Posto abaixo o artigo do jornalista Ricardo Ribeiro, publicado no BLOG Entrelinhas (www.olhonolide.blogspot.com):

Invasão de privacidade

O vai-vem de trens e ônibus, quase sempre lotados, costuma permitir a ação nefasta de libidinosos aproveitadores. Mulheres, geralmente, sofrem com os abusos e o desrespeito, sem poder reagir, mas uma amiga, certa vez, sentada no ônibus, percebeu que um passageiro encostava as partes baixas em seu braço. Não titubeou. Pegou um lápis de ponta ameaçadora e o usou como lança em posição de defesa. O canalha teve o que mereceu e recolheu-se ao lugar devido.

Essas investidas sem decência ocorrem em todo o mundo. Preocupadas com tal situação, as autoridades de Tóquio determinaram a disposição de vagões separados para homens e mulheres. O mesmo ocorre em São Paulo, onde os trens circulam tão cheios, que existem passageiros que preferem viajar no teto da composição.

O pior é que, agora, a tecnologia virou aliada dos violadores da intimidade alheia. Não é só no orkut e fotoblogs que o sagrado direito à privacidade é conspurcado. Celulares de 300 reais também servem ao mesmo objetivo, graças às suas câmeras fotográficas embutidas. Semana passada, nos Estados Unidos, um elemento foi grampeado por aproveitar-se de mulheres distraídas e fotografá-las com o celular, estrategicamente posicionado por debaixo das saias das coitadas.
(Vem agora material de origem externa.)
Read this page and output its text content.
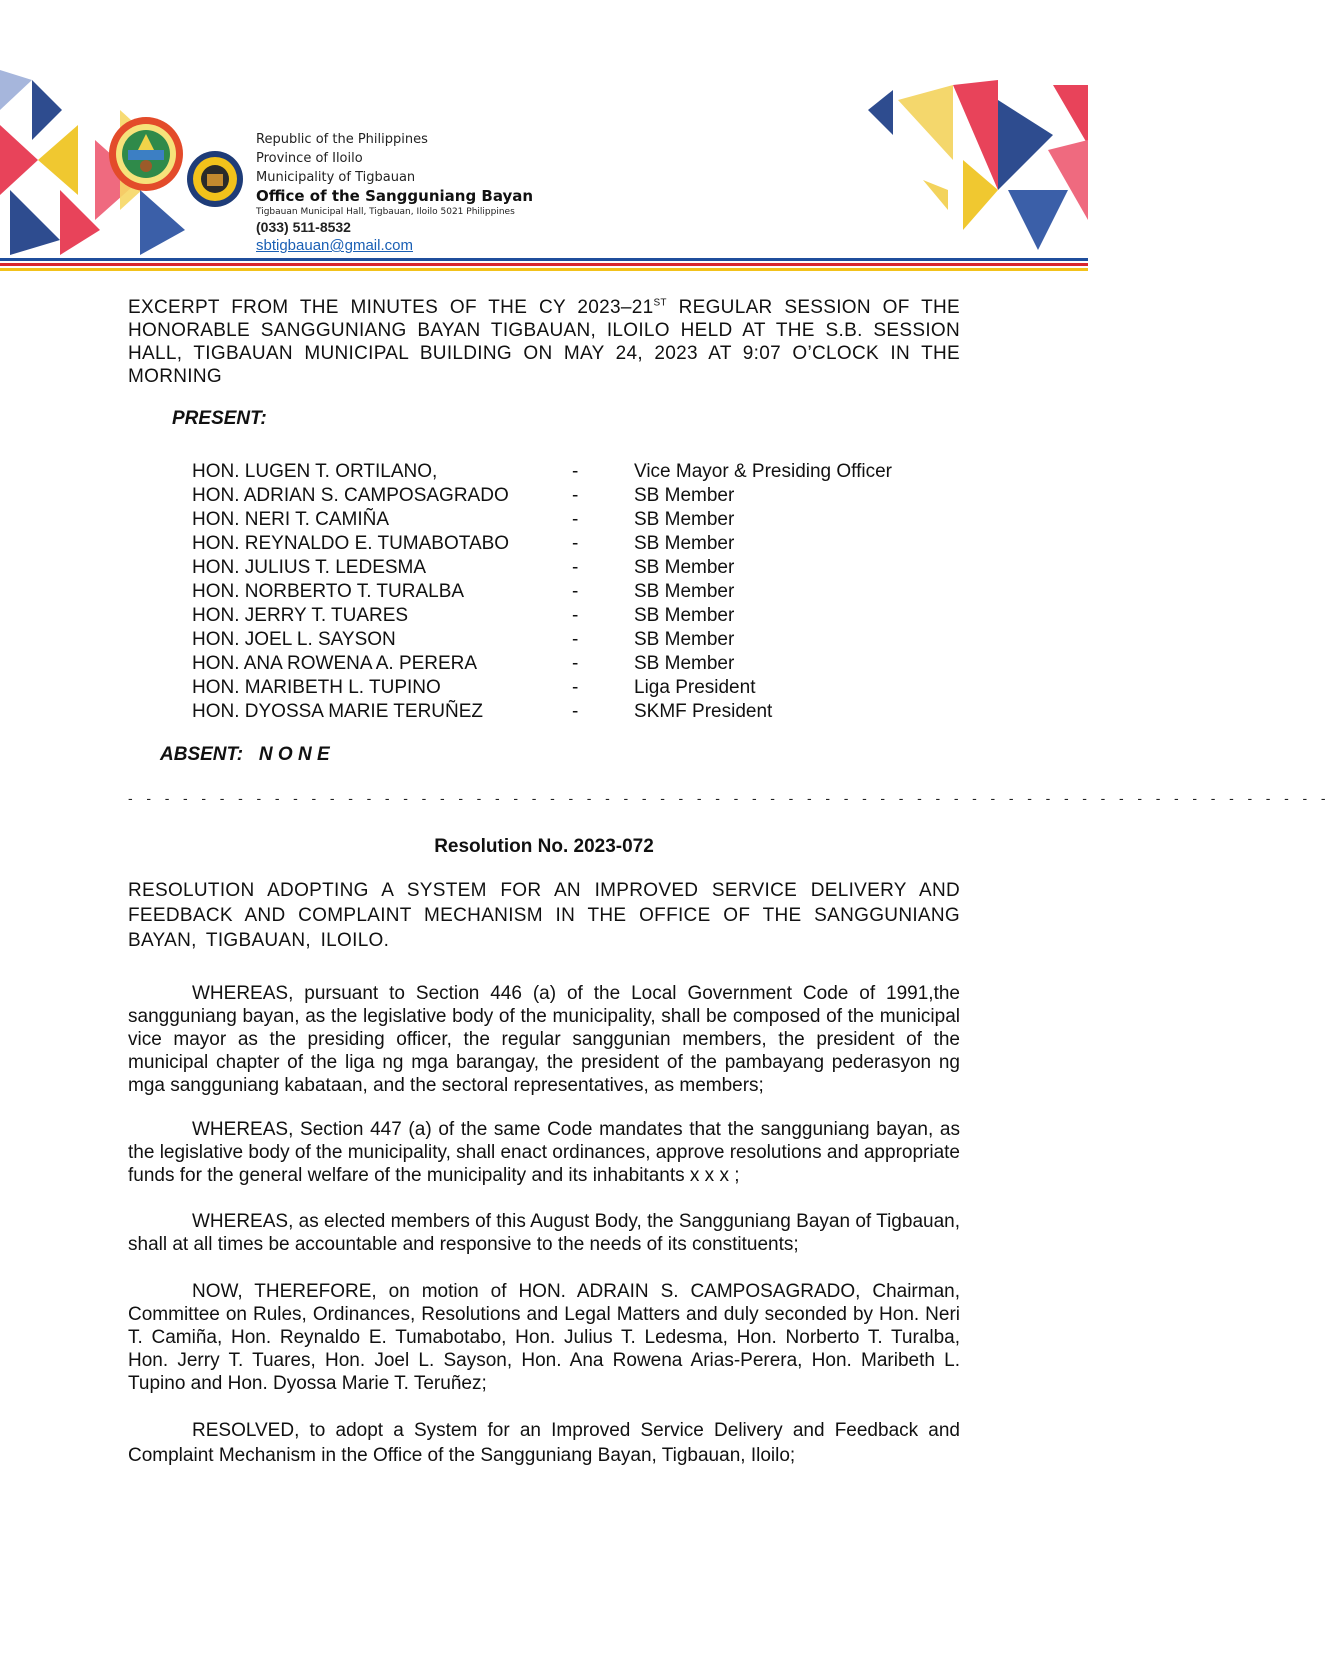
Republic of the Philippines
Province of Iloilo
Municipality of Tigbauan
Office of the Sangguniang Bayan
Tigbauan Municipal Hall, Tigbauan, Iloilo 5021 Philippines
(033) 511-8532
sbtigbauan@gmail.com
EXCERPT FROM THE MINUTES OF THE CY 2023–21ST REGULAR SESSION OF THE HONORABLE SANGGUNIANG BAYAN TIGBAUAN, ILOILO HELD AT THE S.B. SESSION HALL, TIGBAUAN MUNICIPAL BUILDING ON MAY 24, 2023 AT 9:07 O’CLOCK IN THE MORNING
PRESENT:
HON. LUGEN T. ORTILANO,	-	Vice Mayor & Presiding Officer
HON. ADRIAN S. CAMPOSAGRADO	-	SB Member
HON. NERI T. CAMIÑA	-	SB Member
HON. REYNALDO E. TUMABOTABO	-	SB Member
HON. JULIUS T. LEDESMA	-	SB Member
HON. NORBERTO T. TURALBA	-	SB Member
HON. JERRY T. TUARES	-	SB Member
HON. JOEL L. SAYSON	-	SB Member
HON. ANA ROWENA A. PERERA	-	SB Member
HON. MARIBETH L. TUPINO	-	Liga President
HON. DYOSSA MARIE TERUÑEZ	-	SKMF President
ABSENT: N O N E
- - - - - - - - - - - - - - - - - - - - - - - - - - - - - - - - - - - - - - - - - - - - - - - - - - - - - - - - - - - - - - - - - -
Resolution No. 2023-072
RESOLUTION ADOPTING A SYSTEM FOR AN IMPROVED SERVICE DELIVERY AND FEEDBACK AND COMPLAINT MECHANISM IN THE OFFICE OF THE SANGGUNIANG BAYAN, TIGBAUAN, ILOILO.
WHEREAS, pursuant to Section 446 (a) of the Local Government Code of 1991,the sangguniang bayan, as the legislative body of the municipality, shall be composed of the municipal vice mayor as the presiding officer, the regular sanggunian members, the president of the municipal chapter of the liga ng mga barangay, the president of the pambayang pederasyon ng mga sangguniang kabataan, and the sectoral representatives, as members;
WHEREAS, Section 447 (a) of the same Code mandates that the sangguniang bayan, as the legislative body of the municipality, shall enact ordinances, approve resolutions and appropriate funds for the general welfare of the municipality and its inhabitants x x x ;
WHEREAS, as elected members of this August Body, the Sangguniang Bayan of Tigbauan, shall at all times be accountable and responsive to the needs of its constituents;
NOW, THEREFORE, on motion of HON. ADRAIN S. CAMPOSAGRADO, Chairman, Committee on Rules, Ordinances, Resolutions and Legal Matters and duly seconded by Hon. Neri T. Camiña, Hon. Reynaldo E. Tumabotabo, Hon. Julius T. Ledesma, Hon. Norberto T. Turalba, Hon. Jerry T. Tuares, Hon. Joel L. Sayson, Hon. Ana Rowena Arias-Perera, Hon. Maribeth L. Tupino and Hon. Dyossa Marie T. Teruñez;
RESOLVED, to adopt a System for an Improved Service Delivery and Feedback and Complaint Mechanism in the Office of the Sangguniang Bayan, Tigbauan, Iloilo;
Muita gente anda hoje com uma câmera na mão e idéias terríveis na cabeça. Fotos criminosas podem facilmente ser divulgadas na internet, onde ganham o mundo em poucos minutos. A tecnologia desconhece fronteiras entre certo e errado, permitido e proibido. E está aí, facilmente disponível, mais democrática do que nunca.

Mas, voltando ao vuco-vuco no transporte coletivo, ocorre lembrar-me do caso de um amigo. Estava ele num ônibus, na orla de Salvador, imediações de Patamares. Ia em pé, o veículo transbordando de gente, mas ainda assim o motorista parou para um negro de um metro e oitenta, forte e robusto como um tanque.

Indiferente aos inevitáveis protestos dos outros passageiros, o homem ia se esgueirando para achar caminho pelo corredor do ônibus. Vinha com uma sunga minúscula, molhado, provavelmente acabara de sair da praia. O contato era indesejado e não solicitado, mas inevitável. Lá ia o cidadão, esfregando suas impropriedades na região glútea dos desavisados e também dos avisados, porque, enquanto passava, ia anunciando com sua voz de cantor da Timbalada: “ó minha porra!”.

Meu bom amigo, apoiado na barra de ferro no alto do ônibus, compulsoriamente imóvel, ficou agoniado, só esperando a vez de ser carimbado. Era como um animal indefeso, à espera do predador, que seguia rebolando entre os passageiros e proclamando com voz empostada e uma cruel solenidade: “ó minha porra!”.